Well, I am a novelist, and what is more I agree with D. H. Lawrence’s estimate of the novel as “the one bright book of life.” I might also agree with the professor quoted above, but only by considering each witness on his merit, his devotion as a writer to what should be his main concern. The point I would make is that the novelist and the historian are seeking the same thing: the truth—not a different truth: the same truth—only they reach it, or try to reach it, by different routes. Whether the event took place in a world now gone to dust, preserved by documents and evaluated by scholarship, or in the imagination, preserved by memory and distilled by the creative process, they both want to tell us how it was: to re-create it, by their separate methods, and make it live again in the world around them.

This has been my aim, as well, only I have combined the two. Accepting the historian’s standards without his paraphernalia, I have employed the novelist’s methods without his license. Instead of inventing characters and incidents, I searched them out—and having found them, I took them as they were. Nothing is included here, either within or outside quotation marks, without the authority of documentary evidence which I consider sound. Although I have left out footnotes, believing that they would detract from the book’s narrative quality by intermittently shattering the illusion that the observer is not so much reading a book as sharing an experience, I have thought it proper to employ the three dots of elision to signify the omission of interior matter from quotations. In all respects, the book is as accurate as care and hard work could make it. Partly I have done this for my own satisfaction; for in writing a history, I would no more be false to a fact dug out of a valid document than I would be false to a “fact” dug out of my head in writing a novel. Also, I have tried for accuracy because I have never known a modern historical instance where the truth was not superior to distortion, by any standard and in every way. Wherever the choice lay between soundness and “color,” soundness had it every time. Many problems were encountered in the course of all this study, but lack of color in the original materials was never one of them. In fact, there was the rub. Such heartbreak as was here involved came not from trying to decide what to include, but rather from trying to decide what to omit, and in the end the omissions far outnumbered the inclusions.

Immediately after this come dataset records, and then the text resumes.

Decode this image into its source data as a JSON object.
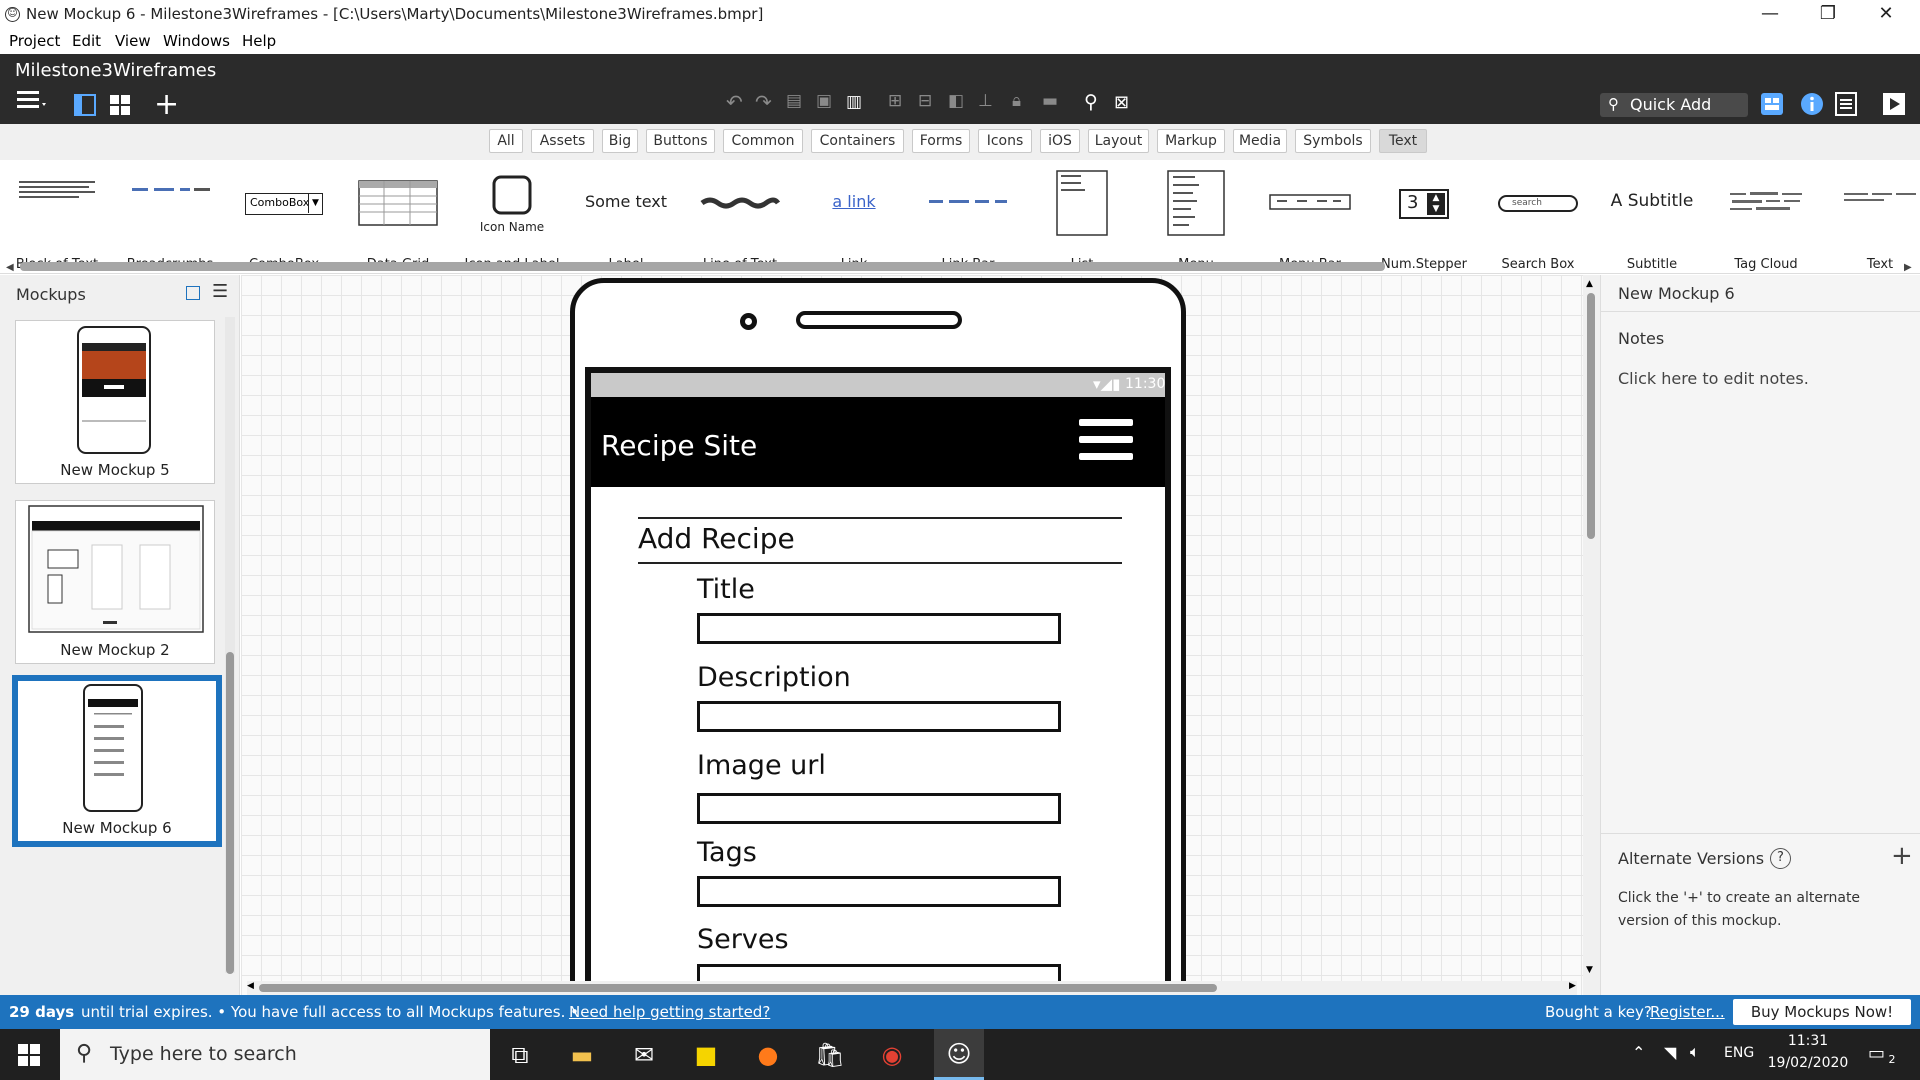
{
  "window": {
    "title": "New Mockup 6 - Milestone3Wireframes - [C:\\Users\\Marty\\Documents\\Milestone3Wireframes.bmpr]",
    "minimize": "—",
    "restore": "❐",
    "close": "✕"
  },
  "menu": [
    "Project",
    "Edit",
    "View",
    "Windows",
    "Help"
  ],
  "toolbar": {
    "project_name": "Milestone3Wireframes",
    "quick_add": "Quick Add"
  },
  "filters": {
    "tabs": [
      "All",
      "Assets",
      "Big",
      "Buttons",
      "Common",
      "Containers",
      "Forms",
      "Icons",
      "iOS",
      "Layout",
      "Markup",
      "Media",
      "Symbols",
      "Text"
    ],
    "selected": "Text"
  },
  "library": {
    "items": [
      "Block of Text",
      "Breadcrumbs",
      "ComboBox",
      "Data Grid",
      "Icon and Label",
      "Label",
      "Line of Text",
      "Link",
      "Link Bar",
      "List",
      "Menu",
      "Menu Bar",
      "Num.Stepper",
      "Search Box",
      "Subtitle",
      "Tag Cloud",
      "Text"
    ],
    "preview": {
      "combobox": "ComboBox",
      "icon_name": "Icon Name",
      "label": "Some text",
      "link": "a link",
      "stepper": "3",
      "search": "search",
      "subtitle": "A Subtitle"
    }
  },
  "mockups": {
    "header": "Mockups",
    "items": [
      {
        "name": "New Mockup 5",
        "selected": false
      },
      {
        "name": "New Mockup 2",
        "selected": false
      },
      {
        "name": "New Mockup 6",
        "selected": true
      }
    ]
  },
  "wireframe": {
    "time": "11:30",
    "site_title": "Recipe Site",
    "heading": "Add Recipe",
    "fields": [
      "Title",
      "Description",
      "Image url",
      "Tags",
      "Serves"
    ]
  },
  "properties": {
    "mockup_name": "New Mockup 6",
    "notes_label": "Notes",
    "notes_placeholder": "Click here to edit notes.",
    "alt_versions_label": "Alternate Versions",
    "help_glyph": "?",
    "alt_versions_hint": "Click the '+' to create an alternate version of this mockup."
  },
  "status": {
    "days": "29 days",
    "trial_text": "until trial expires.  •  You have full access to all Mockups features.  •",
    "help_link": "Need help getting started?",
    "key_text": "Bought a key?",
    "register_link": "Register...",
    "buy_button": "Buy Mockups Now!"
  },
  "taskbar": {
    "search_placeholder": "Type here to search",
    "lang": "ENG",
    "time": "11:31",
    "date": "19/02/2020",
    "notif_count": "2"
  }
}
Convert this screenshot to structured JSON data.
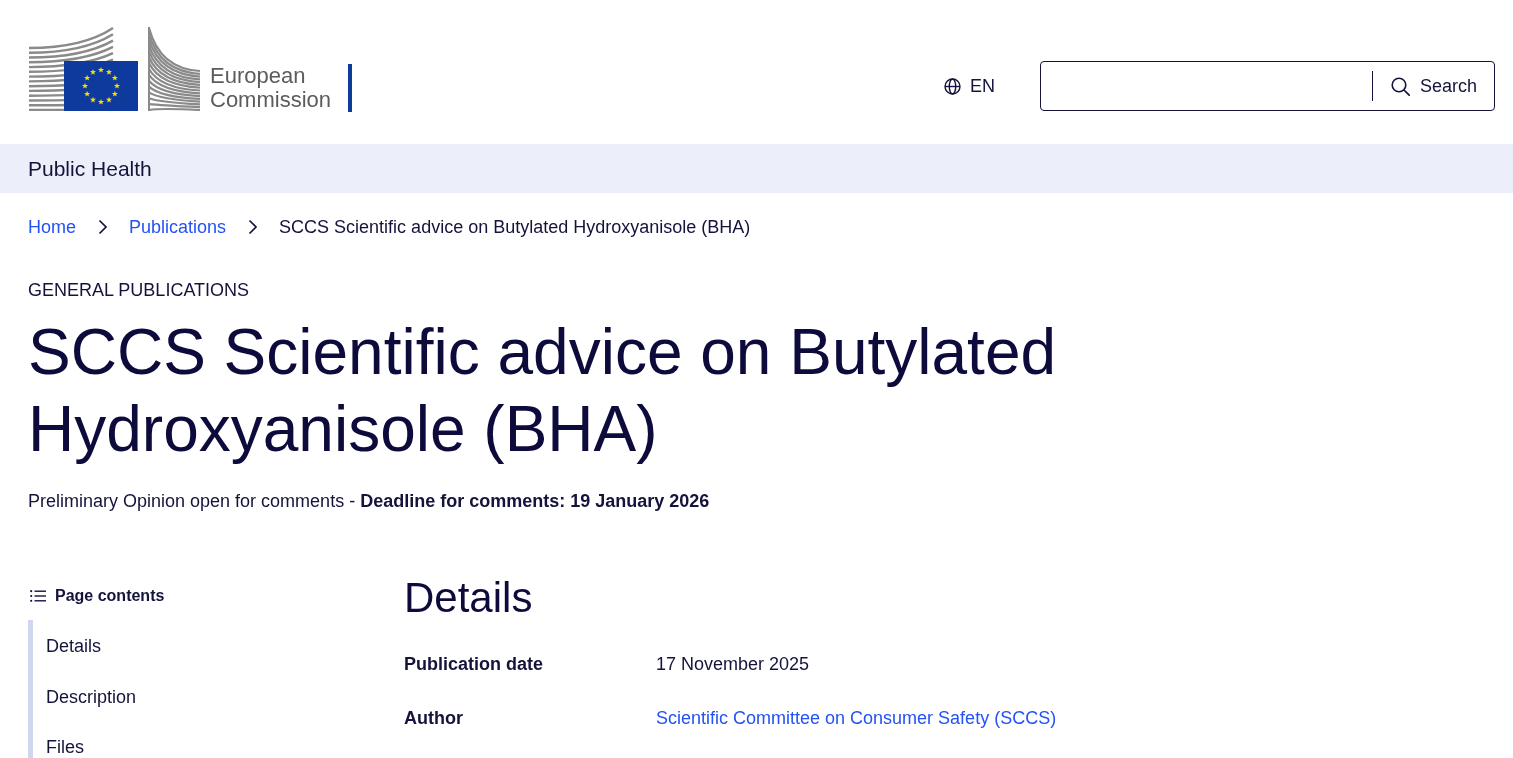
{
  "header": {
    "logo": {
      "text": "European Commission"
    },
    "language": {
      "code": "EN"
    },
    "search": {
      "button": "Search"
    }
  },
  "site_bar": {
    "name": "Public Health"
  },
  "breadcrumb": [
    {
      "label": "Home",
      "kind": "link"
    },
    {
      "label": "Publications",
      "kind": "link"
    },
    {
      "label": "SCCS Scientific advice on Butylated Hydroxyanisole (BHA)",
      "kind": "current"
    }
  ],
  "page_header": {
    "category": "GENERAL PUBLICATIONS",
    "title": "SCCS Scientific advice on Butylated Hydroxyanisole (BHA)",
    "description": "Preliminary Opinion open for comments - **Deadline for comments: 19 January 2026**"
  },
  "page_contents": {
    "title": "Page contents",
    "items": [
      {
        "label": "Details"
      },
      {
        "label": "Description"
      },
      {
        "label": "Files"
      }
    ]
  },
  "details": {
    "heading": "Details",
    "rows": [
      {
        "label": "Publication date",
        "value": "17 November 2025",
        "kind": "text"
      },
      {
        "label": "Author",
        "value": "Scientific Committee on Consumer Safety (SCCS)",
        "kind": "link"
      }
    ]
  }
}
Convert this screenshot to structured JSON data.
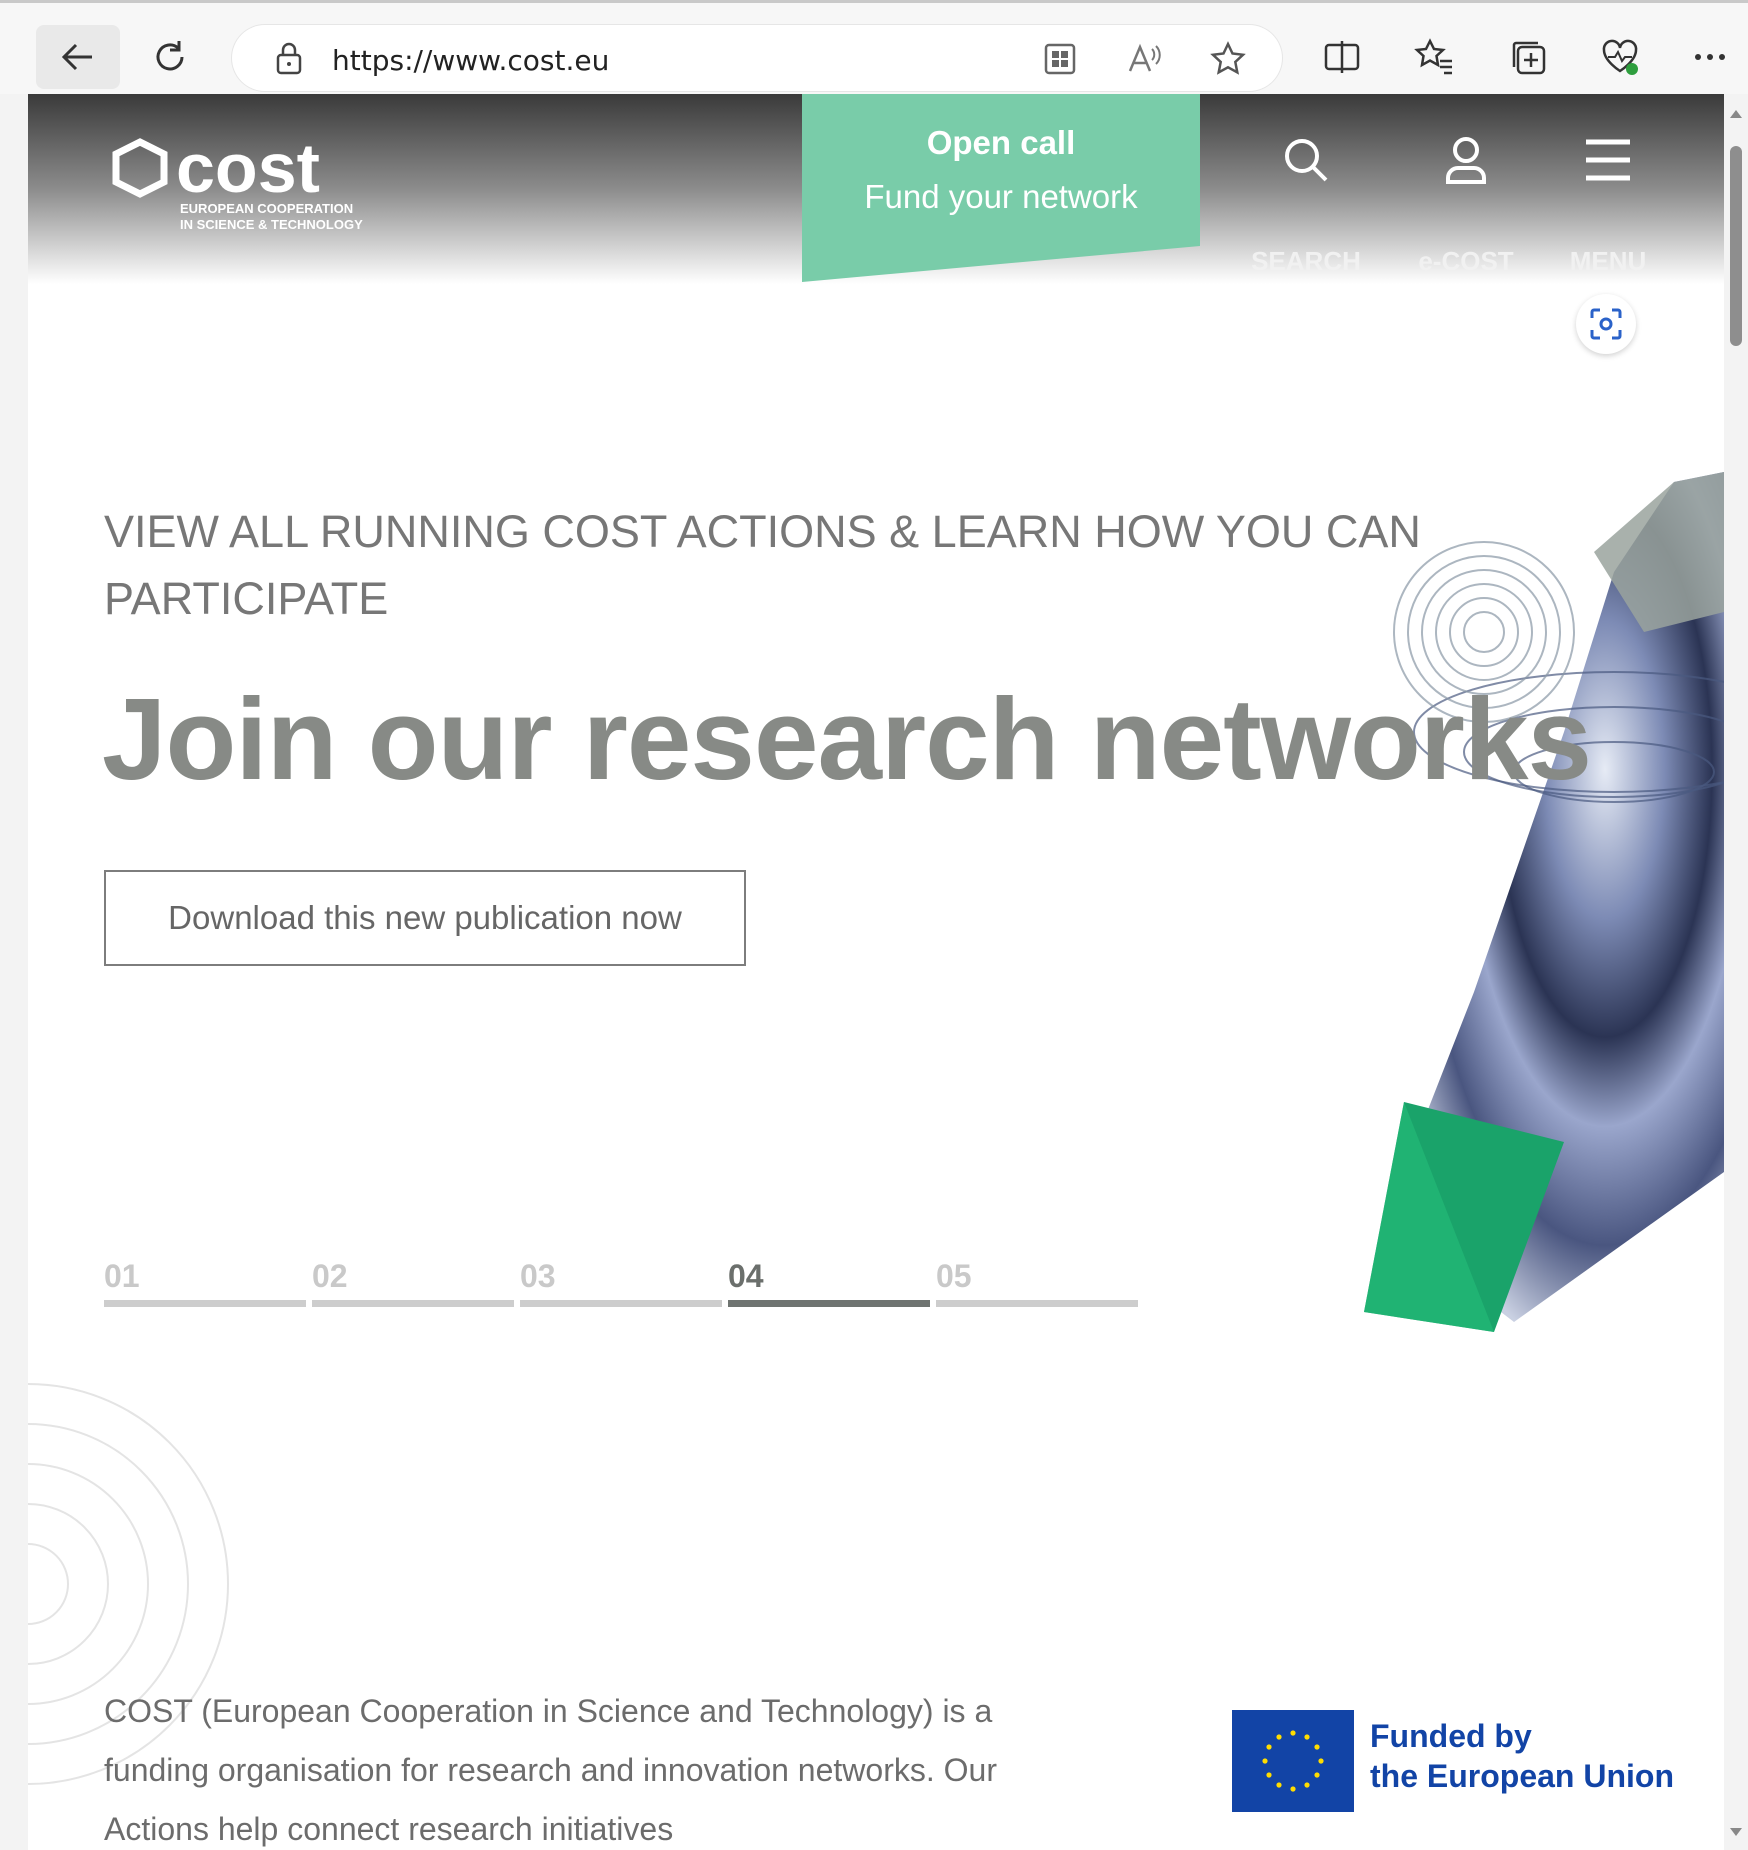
{
  "browser": {
    "url": "https://www.cost.eu",
    "icons": [
      "back-icon",
      "reload-icon",
      "lock-icon",
      "app-available-icon",
      "read-aloud-icon",
      "favorite-star-icon",
      "split-screen-icon",
      "favorites-icon",
      "collections-icon",
      "browser-essentials-icon",
      "more-icon"
    ]
  },
  "header": {
    "logo_text": "cost",
    "logo_sub_1": "EUROPEAN COOPERATION",
    "logo_sub_2": "IN SCIENCE & TECHNOLOGY",
    "open_call_title": "Open call",
    "open_call_sub": "Fund your network",
    "search_label": "SEARCH",
    "ecost_label": "e-COST",
    "menu_label": "MENU",
    "accent_color": "#79cca9"
  },
  "hero": {
    "kicker": "VIEW ALL RUNNING COST ACTIONS & LEARN HOW YOU CAN PARTICIPATE",
    "headline": "Join our research networks",
    "cta": "Download this new publication now",
    "slides": [
      "01",
      "02",
      "03",
      "04",
      "05"
    ],
    "active_slide": "04"
  },
  "about": {
    "text": "COST (European Cooperation in Science and Technology) is a funding organisation for research and innovation networks. Our Actions help connect research initiatives"
  },
  "eu_badge": {
    "line1": "Funded by",
    "line2": "the European Union",
    "color": "#1244a6"
  }
}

One word more perhaps will not be out of place. I am a Mississippian. Though the veterans I knew are all dead now, down to the final home guard drummer boy of my childhood, the remembrance of them is still with me. However, being nearly as far removed from them in time as most of them were removed from combat when they died, I hope I have recovered the respect they had for their opponents until Reconstruction lessened and finally killed it. Biased is the last thing I would be; I yield to no one in my admiration for heroism and ability, no matter which side of the line a man was born or fought on when the war broke out, fourscore and seventeen years ago. If pride in the resistance my forebears made against the odds has leaned me to any degree in their direction, I hope it will be seen to amount to no more, in the end, than the average American’s normal sympathy for the underdog in a fight.